The weather was so harsh in the years that youngster Varuzhan Akobian spent in Mongolia, his father forbade "Var" and his sister from playing outside. Instead, he taught them chess -- a perfect indoor distraction.

"From the very beginning, I was different from other chess kids,” Akobian recalls. “It was never just a game for me. I always wanted to be a Grandmaster, and I knew that I would do what it takes."

Later as a teenager in Yerevan, Armenia, Akobian spent many of his days playing chess and soccer -- all with his teachers’ permission.

"This is one way in which Armenia is very different from the United States. If I went to high school here, I never could have spent so much energy on chess."

Akobian immigrated from Armenia to the U.S. in 2001, and it didn’t take him long to make an impact on the American chess community. Within his first three years, Akobian had been awarded the prestigious Samford Chess Fellowship, tied for first in the 2002 World Open, won the Irme Koenig GM Invitational, and dominated the 2003 U.S. Junior Closed Championship after winning his first seven games. He was officially awarded the GM title in June 2004, after which he won the World Open again, clinching it with a sparkling win against Alexander Shabalov.

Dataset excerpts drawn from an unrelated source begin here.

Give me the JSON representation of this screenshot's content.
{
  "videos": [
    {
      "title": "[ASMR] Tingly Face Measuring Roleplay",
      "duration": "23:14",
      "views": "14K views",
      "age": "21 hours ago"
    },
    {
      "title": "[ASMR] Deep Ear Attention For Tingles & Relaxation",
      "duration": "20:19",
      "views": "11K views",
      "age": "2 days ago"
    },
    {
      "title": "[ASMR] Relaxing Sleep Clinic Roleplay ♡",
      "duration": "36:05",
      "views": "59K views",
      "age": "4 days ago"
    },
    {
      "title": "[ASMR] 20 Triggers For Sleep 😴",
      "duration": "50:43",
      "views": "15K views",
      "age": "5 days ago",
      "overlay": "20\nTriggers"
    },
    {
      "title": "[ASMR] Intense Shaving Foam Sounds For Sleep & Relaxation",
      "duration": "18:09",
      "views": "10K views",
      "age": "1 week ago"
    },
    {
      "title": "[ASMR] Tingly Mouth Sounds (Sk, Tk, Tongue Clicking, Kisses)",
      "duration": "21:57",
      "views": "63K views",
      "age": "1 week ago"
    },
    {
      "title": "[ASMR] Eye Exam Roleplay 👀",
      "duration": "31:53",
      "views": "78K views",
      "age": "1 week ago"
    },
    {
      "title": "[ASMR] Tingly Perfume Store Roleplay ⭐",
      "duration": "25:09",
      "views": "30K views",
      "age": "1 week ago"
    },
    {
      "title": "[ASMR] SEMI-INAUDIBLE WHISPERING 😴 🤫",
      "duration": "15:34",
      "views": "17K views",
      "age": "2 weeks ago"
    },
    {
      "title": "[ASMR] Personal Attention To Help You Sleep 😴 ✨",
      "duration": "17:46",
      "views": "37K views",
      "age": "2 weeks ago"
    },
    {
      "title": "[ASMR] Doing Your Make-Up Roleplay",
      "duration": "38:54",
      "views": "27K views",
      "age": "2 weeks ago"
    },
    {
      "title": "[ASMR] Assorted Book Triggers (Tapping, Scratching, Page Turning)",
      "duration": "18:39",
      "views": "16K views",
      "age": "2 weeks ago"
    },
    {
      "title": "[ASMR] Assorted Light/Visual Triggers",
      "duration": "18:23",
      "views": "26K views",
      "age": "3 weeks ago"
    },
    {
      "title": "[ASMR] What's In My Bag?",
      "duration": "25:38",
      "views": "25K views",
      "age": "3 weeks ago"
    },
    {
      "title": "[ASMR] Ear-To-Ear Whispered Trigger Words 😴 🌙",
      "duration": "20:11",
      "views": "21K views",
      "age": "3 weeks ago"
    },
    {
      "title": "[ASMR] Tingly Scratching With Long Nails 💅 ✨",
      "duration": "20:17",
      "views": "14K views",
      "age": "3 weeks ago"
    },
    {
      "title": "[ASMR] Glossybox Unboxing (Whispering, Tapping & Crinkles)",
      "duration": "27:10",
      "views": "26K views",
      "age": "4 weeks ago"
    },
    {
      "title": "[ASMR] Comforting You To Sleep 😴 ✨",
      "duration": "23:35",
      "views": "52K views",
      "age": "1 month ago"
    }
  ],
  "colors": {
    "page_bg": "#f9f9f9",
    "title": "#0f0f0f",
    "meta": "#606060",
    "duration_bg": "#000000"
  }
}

Akobian is a popular rotation in the Resident Grandmaster position at the Chess Club and Scholastic Center of Saint Louis, and he continues to be a force in U.S. chess tournaments. This past year, Akobian narrowly lost an armageddon playoff in the 2014 U.S. Championship to Gata Kamsky, though he dusted himself off nicely by helping the Saint Louis Arch Bishops to their first-ever U.S. Chess League championship.